Dr Walker warns against intinction of wafers
THE Bishop of Manchester, Dr David Walker, has warned communicants against the intinction of wafers, which can contaminate the wine with both bacteria from the skin and gluten from the wafers, causing “severe” reactions. He wrote on the diocesan website: “We are becoming increasingly aware of the severe reaction some people have to gluten. As a result, churches are now used to providing gluten-free bread in services of Holy Communion. However, what is often overlooked is that dipping wafers in the wine can introduce gluten which others then drink.” He urged churches to reassure communicants suffering from colds that “to receive the sacrament in one kind alone (bread or wine) is to receive the sacrament in its entirety”.
Vigils held for mother and son found dead in reservoir
CANDLES have been lit, and a prayer-vigil held, after the bodies of a mother and her five-year-old son, believed to be those of Emma Sillett and her son, Jenson Spellman, were found in a reservoir near Tintwistle, Derbyshire, last week. The pair went missing on the Tuesday. Two days later, detectives confirmed that they had recovered two bodies from the reservoir. The police do not believe anyone else was involved in the deaths. Christ Church, Tintwistle, had a candlelit vigil last Friday, and was open every evening for prayers and reflection. A post on the church Facebook page last Thursday read: “I know that like me, many of you will be thinking of Emma and Jenson tonight. My prayers are with all their friends and family at such an incredibly sad time. I know that being so local their deaths will impact many people in our community.” Holy Trinity, Dinting, was also open for prayers; a post on its Facebook page, showing candles lit in memory of the mother and son, read. “We pray that people have been able to find solace as they seek to come to terms with what has happened.”

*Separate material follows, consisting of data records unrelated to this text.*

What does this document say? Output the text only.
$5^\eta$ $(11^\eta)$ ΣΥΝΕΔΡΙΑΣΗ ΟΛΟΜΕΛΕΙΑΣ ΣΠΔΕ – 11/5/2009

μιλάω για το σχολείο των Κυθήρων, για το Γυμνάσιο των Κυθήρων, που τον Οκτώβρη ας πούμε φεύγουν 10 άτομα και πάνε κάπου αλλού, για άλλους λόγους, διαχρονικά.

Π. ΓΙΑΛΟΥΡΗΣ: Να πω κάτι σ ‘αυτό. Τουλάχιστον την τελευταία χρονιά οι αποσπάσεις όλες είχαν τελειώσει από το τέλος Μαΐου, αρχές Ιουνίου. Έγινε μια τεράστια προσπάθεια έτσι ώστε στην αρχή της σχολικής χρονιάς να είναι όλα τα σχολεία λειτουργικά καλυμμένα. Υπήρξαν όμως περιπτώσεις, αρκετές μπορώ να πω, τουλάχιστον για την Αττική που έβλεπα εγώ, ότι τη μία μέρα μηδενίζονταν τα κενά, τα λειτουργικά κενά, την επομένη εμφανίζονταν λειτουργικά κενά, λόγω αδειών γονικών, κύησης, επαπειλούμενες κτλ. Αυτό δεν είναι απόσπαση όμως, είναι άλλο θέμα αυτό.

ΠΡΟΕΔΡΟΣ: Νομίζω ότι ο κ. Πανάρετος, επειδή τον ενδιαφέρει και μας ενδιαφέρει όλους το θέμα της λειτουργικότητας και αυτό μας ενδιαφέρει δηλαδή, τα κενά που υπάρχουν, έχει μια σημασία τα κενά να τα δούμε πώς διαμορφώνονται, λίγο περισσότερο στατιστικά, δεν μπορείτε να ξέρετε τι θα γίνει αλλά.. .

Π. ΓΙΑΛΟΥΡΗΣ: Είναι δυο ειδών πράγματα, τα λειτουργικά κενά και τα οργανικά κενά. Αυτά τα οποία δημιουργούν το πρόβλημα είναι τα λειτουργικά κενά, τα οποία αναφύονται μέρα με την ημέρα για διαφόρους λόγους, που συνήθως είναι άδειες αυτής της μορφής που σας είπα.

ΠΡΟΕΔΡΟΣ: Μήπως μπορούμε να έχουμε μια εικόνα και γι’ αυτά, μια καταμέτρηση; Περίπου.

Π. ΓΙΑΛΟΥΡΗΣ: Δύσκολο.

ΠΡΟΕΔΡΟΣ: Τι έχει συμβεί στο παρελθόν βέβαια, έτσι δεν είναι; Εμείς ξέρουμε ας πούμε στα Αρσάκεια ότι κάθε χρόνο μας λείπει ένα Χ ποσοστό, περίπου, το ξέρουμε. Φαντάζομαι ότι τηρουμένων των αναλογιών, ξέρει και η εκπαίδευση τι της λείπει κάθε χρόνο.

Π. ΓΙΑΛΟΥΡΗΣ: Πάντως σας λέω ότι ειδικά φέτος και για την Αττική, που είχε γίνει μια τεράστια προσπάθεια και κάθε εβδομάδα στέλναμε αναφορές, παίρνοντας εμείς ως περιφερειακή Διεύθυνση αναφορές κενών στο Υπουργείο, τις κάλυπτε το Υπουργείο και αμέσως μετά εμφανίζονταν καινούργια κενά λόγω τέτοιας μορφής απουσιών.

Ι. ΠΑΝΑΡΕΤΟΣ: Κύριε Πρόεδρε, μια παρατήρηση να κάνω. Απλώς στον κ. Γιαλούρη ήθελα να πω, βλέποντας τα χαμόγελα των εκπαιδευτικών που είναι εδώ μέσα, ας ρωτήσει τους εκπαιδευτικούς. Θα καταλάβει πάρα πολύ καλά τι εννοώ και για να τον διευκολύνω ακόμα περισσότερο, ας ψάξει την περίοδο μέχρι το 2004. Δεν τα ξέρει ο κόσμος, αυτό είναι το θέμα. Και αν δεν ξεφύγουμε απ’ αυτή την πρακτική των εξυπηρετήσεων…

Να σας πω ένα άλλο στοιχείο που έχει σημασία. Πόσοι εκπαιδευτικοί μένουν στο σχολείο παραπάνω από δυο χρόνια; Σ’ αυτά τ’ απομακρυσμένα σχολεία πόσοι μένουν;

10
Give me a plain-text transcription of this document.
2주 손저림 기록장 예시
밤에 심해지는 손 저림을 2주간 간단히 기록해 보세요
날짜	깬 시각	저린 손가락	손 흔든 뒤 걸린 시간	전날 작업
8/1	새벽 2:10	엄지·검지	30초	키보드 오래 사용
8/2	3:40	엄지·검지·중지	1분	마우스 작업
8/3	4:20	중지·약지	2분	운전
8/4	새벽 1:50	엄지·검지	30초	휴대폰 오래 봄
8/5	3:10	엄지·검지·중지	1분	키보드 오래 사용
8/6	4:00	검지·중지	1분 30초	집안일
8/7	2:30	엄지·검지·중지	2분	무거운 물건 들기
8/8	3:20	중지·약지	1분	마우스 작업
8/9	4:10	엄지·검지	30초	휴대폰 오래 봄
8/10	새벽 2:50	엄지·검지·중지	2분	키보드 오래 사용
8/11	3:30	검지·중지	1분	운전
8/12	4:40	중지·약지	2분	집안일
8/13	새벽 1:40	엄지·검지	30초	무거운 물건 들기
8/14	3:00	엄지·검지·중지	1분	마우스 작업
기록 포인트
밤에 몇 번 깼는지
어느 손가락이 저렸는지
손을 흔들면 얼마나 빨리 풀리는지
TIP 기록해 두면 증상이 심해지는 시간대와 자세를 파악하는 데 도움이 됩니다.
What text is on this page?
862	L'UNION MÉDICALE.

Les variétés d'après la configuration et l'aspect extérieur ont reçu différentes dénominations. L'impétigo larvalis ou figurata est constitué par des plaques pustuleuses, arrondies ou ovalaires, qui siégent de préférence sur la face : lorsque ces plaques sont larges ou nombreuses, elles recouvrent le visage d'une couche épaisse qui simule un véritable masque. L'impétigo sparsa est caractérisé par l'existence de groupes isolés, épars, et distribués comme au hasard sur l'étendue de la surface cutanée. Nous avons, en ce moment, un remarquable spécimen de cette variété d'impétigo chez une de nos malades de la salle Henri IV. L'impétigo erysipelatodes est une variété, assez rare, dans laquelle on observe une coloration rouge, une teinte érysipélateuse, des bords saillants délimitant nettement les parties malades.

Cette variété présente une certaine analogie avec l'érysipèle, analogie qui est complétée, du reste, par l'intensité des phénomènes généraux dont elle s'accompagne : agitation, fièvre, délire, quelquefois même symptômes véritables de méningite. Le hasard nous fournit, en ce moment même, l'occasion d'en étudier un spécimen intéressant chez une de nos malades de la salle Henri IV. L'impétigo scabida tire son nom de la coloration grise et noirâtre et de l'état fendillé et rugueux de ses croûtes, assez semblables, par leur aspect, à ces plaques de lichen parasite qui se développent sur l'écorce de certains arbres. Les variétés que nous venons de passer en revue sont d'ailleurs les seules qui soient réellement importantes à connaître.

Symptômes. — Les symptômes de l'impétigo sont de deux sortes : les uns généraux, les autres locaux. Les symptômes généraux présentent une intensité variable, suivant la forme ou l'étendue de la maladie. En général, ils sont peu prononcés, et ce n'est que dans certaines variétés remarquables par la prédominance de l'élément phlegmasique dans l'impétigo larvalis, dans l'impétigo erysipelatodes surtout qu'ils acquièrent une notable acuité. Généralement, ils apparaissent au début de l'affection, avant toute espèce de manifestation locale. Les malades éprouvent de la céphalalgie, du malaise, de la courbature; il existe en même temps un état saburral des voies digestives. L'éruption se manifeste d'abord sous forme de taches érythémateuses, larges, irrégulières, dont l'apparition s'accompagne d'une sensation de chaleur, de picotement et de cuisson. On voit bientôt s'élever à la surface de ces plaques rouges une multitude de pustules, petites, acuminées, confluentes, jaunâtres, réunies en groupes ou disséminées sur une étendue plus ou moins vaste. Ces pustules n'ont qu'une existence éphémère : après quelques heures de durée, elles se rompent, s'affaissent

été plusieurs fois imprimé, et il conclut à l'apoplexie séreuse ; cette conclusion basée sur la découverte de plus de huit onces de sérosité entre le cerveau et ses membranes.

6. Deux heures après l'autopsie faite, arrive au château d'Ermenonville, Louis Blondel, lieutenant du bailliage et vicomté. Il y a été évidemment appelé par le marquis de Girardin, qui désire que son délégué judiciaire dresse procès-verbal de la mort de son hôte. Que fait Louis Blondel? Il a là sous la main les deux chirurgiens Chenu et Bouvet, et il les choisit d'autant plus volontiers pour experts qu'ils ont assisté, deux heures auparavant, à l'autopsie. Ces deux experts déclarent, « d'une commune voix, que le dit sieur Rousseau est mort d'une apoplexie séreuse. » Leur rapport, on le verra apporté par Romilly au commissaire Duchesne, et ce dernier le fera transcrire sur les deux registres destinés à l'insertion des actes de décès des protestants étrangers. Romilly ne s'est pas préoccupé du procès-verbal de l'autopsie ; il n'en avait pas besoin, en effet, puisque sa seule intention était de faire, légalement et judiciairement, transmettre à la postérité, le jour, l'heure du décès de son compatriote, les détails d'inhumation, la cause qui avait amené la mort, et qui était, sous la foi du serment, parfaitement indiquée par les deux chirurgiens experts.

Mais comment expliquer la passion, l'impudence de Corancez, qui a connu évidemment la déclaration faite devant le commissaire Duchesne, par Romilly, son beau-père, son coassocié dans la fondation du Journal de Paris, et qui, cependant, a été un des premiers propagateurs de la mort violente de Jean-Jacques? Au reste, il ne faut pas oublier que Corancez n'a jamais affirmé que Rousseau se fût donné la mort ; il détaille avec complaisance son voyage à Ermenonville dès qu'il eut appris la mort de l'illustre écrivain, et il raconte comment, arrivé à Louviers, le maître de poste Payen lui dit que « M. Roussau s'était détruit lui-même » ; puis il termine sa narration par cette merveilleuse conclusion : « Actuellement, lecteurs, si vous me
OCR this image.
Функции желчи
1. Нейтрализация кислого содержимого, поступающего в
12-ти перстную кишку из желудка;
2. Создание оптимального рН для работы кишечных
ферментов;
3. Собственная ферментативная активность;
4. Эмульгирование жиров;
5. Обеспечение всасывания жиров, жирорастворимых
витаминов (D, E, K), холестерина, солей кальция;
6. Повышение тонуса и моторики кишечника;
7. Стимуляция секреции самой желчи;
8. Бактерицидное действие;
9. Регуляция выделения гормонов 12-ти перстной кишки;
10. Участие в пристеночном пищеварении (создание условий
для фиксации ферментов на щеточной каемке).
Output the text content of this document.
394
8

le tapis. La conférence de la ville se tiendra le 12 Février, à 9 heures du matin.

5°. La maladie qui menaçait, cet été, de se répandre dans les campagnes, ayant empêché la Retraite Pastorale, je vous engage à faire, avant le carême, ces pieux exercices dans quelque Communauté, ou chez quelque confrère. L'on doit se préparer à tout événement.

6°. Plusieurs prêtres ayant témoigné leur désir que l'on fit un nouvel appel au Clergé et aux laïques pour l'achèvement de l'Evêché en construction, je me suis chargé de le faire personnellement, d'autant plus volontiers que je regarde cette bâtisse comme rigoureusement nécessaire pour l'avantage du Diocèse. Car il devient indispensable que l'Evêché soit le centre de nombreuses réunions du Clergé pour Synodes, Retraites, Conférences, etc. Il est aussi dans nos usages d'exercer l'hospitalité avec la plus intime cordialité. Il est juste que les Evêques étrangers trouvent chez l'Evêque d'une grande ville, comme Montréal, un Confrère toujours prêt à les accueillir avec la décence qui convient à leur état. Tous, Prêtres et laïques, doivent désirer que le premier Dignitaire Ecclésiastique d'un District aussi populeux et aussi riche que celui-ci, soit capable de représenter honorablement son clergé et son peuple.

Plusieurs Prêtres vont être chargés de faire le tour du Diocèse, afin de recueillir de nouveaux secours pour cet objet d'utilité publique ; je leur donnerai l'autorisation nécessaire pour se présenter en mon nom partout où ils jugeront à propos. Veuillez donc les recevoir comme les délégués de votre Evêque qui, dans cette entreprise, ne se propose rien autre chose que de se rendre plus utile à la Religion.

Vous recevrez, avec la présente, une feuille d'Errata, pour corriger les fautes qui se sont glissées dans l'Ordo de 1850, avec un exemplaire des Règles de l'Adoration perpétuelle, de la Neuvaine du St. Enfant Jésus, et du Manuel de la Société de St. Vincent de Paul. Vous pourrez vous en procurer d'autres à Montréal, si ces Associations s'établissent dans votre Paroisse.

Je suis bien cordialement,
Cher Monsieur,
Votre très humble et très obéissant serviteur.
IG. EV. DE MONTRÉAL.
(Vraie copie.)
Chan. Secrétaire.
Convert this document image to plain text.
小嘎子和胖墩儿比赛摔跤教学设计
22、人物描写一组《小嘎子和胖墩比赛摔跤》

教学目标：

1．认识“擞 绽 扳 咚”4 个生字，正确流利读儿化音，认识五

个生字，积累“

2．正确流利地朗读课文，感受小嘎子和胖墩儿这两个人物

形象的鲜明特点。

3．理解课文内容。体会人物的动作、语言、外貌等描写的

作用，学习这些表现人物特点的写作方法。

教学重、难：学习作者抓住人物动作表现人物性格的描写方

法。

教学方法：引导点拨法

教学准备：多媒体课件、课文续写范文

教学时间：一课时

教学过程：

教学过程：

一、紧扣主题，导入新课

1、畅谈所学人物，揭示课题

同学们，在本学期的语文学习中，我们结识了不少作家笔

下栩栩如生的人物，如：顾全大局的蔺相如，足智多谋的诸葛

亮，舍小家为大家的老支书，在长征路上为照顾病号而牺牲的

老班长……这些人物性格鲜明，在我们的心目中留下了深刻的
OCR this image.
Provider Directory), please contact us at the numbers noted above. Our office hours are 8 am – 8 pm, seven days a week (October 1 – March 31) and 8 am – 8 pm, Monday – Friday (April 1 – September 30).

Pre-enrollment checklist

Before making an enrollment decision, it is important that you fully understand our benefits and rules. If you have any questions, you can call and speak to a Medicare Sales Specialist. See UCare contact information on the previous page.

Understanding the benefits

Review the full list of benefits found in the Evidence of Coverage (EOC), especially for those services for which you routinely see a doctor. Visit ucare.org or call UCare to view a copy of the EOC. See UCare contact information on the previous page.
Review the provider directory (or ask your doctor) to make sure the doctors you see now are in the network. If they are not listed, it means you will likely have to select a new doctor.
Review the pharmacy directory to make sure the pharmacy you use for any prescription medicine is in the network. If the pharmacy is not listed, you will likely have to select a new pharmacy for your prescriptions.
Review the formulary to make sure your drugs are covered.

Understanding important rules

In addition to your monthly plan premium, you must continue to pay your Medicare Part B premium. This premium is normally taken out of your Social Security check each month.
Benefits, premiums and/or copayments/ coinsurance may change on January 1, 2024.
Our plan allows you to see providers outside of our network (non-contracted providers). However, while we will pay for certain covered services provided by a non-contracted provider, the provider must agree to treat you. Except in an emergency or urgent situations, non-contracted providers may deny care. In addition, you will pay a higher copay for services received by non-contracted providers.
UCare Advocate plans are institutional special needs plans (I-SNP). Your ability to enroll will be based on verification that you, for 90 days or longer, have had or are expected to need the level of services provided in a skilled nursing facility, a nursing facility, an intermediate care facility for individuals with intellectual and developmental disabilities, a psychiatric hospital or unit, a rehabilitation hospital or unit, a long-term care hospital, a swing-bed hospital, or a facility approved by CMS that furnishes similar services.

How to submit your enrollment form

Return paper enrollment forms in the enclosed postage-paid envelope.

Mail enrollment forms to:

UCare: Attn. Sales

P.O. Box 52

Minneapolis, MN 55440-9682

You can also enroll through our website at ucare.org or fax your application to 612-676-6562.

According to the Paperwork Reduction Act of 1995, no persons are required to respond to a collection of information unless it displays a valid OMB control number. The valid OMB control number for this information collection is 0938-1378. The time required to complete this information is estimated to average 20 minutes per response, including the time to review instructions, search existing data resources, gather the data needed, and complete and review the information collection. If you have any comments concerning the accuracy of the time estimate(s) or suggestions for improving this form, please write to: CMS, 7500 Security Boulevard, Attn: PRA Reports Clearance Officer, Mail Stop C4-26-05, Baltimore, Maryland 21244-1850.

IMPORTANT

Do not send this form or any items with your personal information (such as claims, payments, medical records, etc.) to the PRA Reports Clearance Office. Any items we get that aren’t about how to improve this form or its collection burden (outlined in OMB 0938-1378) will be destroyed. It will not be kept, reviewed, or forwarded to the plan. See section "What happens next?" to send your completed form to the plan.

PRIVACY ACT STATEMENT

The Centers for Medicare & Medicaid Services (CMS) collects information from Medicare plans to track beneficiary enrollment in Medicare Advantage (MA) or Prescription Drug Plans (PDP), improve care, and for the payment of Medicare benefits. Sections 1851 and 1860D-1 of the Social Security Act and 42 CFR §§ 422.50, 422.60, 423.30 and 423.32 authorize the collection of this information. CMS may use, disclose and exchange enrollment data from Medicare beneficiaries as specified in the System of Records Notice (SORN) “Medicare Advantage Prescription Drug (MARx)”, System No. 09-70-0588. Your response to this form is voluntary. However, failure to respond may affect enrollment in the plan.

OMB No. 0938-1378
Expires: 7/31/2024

Be kind to ‘Generation Snowflake’, says bishop
THE suggestion that young people today are not “robust enough” to deal with life should not be tolerated in the Church, the Bishop of Tonbridge, the Rt Revd Simon Burton-Jones, has said. A report from NHS Digital, published last week, suggests that one in eight young children aged five to 19 had at least one mental disorder last year, including emotional, behavioural, and hyperactivity disorders. Speaking at a conference in Christ Church, Tunbridge Wells, “Understanding this Generation”, on the mental well-being of young people, Bishop Burton-Jones said: “Faced with such uncertainty, some people fall back on easy remedies or, better still, finger-pointing; so others take the blame. Chief among these is a tendency to criticise so-called Generation Snowflake for not being robust enough to deal with today’s world. We should not tolerate such talk in the Church.” It must instead “offer care across the generations”, using its place and space in the community, he said.